岸田首相「極めて不当で断じて受け入れられない」

岸田総理大臣は、記者団に対し「極めて不当で断じて受け入れられない。ロシアに対し、こうした考え方を伝達した上で、改めて強く抗議した」と述べました。

そのうえで「政府として、高齢になった元島民の思いに何とか応えたいとの考え方に変わりはないが、現状の日ロ関係のもとで北方四島の交流事業などを行う状況にはなく、こうした対応をとらざるを得ないことについては理解を賜りたい。今後のウクライナ情勢やロシアの対応をしっかり注視していきたい」と述べました。

松野官房長官「ロシア側に改めて強く抗議」

松野官房長官は、閣議のあとの記者会見で「極めて不当なもので断じて受け入れられない。現在までのところロシア側からの通知はないが、きょう、ロシア側に対し、改めて強く抗議した」と述べました。

そのうえで「日ロ関係の現状は、すべてロシア側に責任があるが、北方四島の交流事業などを行う状況にはない。もちろん、高齢になった元島民の方々の思いに何とか応えたいという考えに変わりないが、このような対応を取らざるをえないことについて、ご理解を賜りたい」と述べました。

林外相「極めて不当 改めて強く抗議」

林外務大臣は閣議のあとの記者会見で「極めて不当であり、断じて受け入れられない。現在までのところロシア側からの通知はないが、きょう外務省の欧州局参事官から、在京ロシア大使館の次席に対してこうした考えを伝え、改めて強く抗議した」と述べました。

根室 石垣市長「非常につらい」

北海道根室市の石垣雅敏市長は6日午後、NHKの取材に対し、「北方領土との交流拠点としての役割を果たしてきた私たちにとって許せないことだ」と述べ、非難しました。

そして、「ビザなし交流は元島民や四島の隣接地域にとって北方領土を感じるための大きなウエイトを占めている。それが閉ざされるというのは非常につらい」と述べました。
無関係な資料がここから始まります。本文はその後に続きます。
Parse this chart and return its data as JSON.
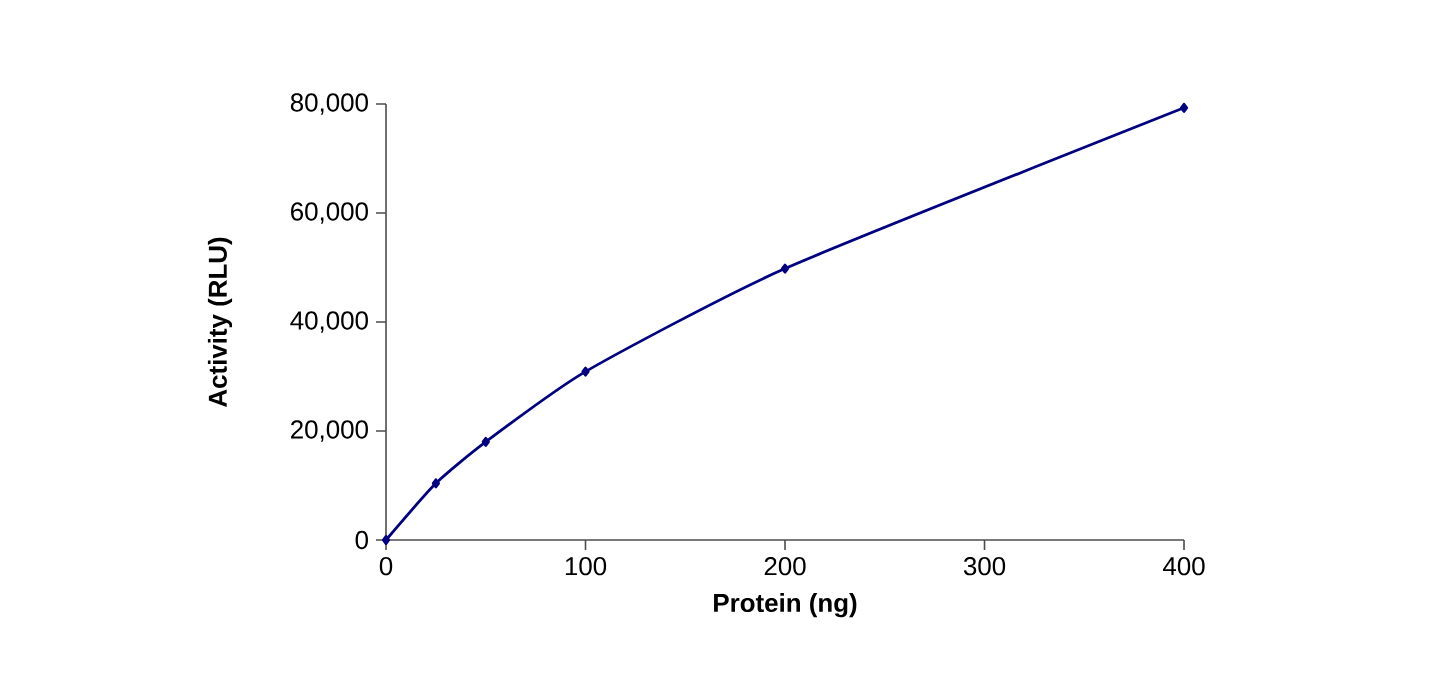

そのうえで、「30年の交流の積み重ねは閉じようと思っても閉じきれないと信じている。元島民が最も多く暮らす根室市の役割は大きいと思っているので、これからも返還運動をしっかり続けたい」と話していました。

北方領土元島民からは落胆の声

歯舞群島の多楽島出身で、元島民らでつくる千島歯舞諸島居住者連盟の河田弘登志副理事長(87)は「今まで積み重ねてきた努力が水の泡になってしまったようで、がく然としている。これまでお互いに話し合いながらやってきたが、今回は一方的な発表で、考えられないことだ」と落胆した表情で話していました。

そのうえで「できれば元に戻してもらって、全ての交流事業ができるようになってほしい。こうした状況だからこそ、北方領土の返還が国民1人1人の問題だということを皆さんに理解してもらいたい」と話していました。